To avoid clustering reads based on degenerate primers, this option can be set to ignore sequence -i
bases from the ends of each read.
Clusters must have at least -m
reads. Clusters with less than -m
reads will be reclassified as noise.
A simple json file can be provided to set all options for any clustering algorithm. The json config file trumps all other input parameters (ie defaults and CL options). See example json file for the OPTICS algorithm.
The primary output is a text file listing reads in each output cluster. Reads have their original name, unless the --extracReference
option is used to extract a subsequence from each read, in which case the extraction coordinates will be appended to the read names.
>cluster0_numreads42
m54309_190912_232752/34538433/ccs
m54309_190912_232752/64291805/ccs
m54309_190912_232752/70058377/ccs
...
>cluster1_numreads31
m54309_190912_232752/8847473/ccs
m54309_190912_232752/40436366/ccs
m54309_190912_232752/41288675/ccs
...
>Noise_numreads2
m54309_190912_232752/45744303/ccs
m54309_190912_232752/47055558/ccs
Reads filtered prior to clustering are not listed.
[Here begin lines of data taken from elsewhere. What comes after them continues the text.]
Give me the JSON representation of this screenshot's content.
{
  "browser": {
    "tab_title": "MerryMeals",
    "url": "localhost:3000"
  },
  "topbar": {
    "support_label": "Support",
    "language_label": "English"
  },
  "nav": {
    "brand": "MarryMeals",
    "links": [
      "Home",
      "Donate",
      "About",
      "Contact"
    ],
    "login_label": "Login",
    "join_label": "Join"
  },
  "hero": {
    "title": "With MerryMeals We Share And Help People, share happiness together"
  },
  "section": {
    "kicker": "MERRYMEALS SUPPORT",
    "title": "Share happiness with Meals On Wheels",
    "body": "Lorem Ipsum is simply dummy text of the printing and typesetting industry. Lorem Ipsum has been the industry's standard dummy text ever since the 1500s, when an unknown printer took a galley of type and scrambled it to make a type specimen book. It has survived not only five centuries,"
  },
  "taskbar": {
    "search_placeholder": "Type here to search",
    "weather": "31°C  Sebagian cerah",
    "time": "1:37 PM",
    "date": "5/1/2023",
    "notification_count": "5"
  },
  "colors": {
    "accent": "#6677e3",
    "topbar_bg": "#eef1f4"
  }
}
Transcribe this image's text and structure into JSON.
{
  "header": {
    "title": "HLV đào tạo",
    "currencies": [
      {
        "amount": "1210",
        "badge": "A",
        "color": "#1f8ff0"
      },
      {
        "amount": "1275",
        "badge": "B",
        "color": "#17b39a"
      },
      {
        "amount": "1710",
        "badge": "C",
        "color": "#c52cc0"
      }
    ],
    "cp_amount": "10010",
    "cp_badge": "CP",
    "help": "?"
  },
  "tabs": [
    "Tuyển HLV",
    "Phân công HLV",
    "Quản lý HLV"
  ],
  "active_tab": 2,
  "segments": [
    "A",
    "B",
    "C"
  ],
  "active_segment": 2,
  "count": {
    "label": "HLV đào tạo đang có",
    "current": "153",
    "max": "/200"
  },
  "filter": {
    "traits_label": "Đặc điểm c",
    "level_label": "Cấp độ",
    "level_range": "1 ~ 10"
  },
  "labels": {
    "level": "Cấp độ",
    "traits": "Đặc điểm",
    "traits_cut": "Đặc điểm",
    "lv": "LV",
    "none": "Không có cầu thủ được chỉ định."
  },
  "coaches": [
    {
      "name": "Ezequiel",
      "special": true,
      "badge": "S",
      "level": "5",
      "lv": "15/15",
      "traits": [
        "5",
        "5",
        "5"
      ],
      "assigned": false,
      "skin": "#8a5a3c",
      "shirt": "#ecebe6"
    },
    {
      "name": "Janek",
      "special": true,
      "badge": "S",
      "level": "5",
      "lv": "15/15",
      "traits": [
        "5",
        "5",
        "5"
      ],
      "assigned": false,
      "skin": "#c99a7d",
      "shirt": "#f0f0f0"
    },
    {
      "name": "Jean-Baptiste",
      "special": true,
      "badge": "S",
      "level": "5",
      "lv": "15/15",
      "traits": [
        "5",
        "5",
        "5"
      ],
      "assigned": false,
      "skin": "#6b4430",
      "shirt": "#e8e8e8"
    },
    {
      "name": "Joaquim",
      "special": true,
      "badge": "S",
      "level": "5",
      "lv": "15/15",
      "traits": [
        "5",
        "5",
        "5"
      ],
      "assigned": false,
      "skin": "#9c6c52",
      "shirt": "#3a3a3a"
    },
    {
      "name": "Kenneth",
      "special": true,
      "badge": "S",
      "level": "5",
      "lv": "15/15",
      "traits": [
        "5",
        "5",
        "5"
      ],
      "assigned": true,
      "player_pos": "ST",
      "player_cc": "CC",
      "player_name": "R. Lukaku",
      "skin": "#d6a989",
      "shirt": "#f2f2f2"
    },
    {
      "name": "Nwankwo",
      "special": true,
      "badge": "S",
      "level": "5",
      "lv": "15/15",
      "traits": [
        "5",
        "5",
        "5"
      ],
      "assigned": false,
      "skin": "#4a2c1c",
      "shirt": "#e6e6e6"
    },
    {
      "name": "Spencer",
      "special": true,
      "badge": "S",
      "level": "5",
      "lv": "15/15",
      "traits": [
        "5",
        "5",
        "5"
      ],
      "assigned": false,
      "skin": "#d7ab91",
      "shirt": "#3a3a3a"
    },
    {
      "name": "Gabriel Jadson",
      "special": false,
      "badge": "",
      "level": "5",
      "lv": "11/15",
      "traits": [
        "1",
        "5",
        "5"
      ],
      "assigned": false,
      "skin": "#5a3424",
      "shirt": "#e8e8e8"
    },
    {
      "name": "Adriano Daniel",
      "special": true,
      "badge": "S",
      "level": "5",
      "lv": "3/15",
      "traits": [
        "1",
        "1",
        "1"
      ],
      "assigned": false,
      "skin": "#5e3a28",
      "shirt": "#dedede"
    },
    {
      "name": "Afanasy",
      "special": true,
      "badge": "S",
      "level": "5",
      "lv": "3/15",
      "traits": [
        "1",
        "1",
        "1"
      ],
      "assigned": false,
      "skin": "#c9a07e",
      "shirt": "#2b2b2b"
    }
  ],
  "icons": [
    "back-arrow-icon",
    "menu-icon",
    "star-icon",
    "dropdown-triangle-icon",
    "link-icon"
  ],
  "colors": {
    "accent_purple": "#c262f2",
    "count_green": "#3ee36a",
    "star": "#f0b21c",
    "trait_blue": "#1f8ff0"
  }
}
Cluster numbers are inserted into each row of the output BAM using the HP
tag. If the -d
option is passed, only clustered reads will be included in the output. Otherwise, filtered reads are labeled 999
and reads that enter the clustering process but are classified as noise are labeled -1
. All output reads also have an RGB color defined by cluster in the YC
tag for visualization in IGV. The option -S
generates a single BAM output per cluster, and -x
will prevent any bam output from being written.
Use the -F
option to export a fastq file per cluster. This can be used as input for consensus.
For some clustering algorithms (e.g. DBSCAN), it can be useful to view a plot of sorted nearest neightbor distances to set the eps value. The option -t
generates such a plot for a given parameter set and read input.
The option -g
generates a plot of each read position given the first 2 reduced components from the input matrix.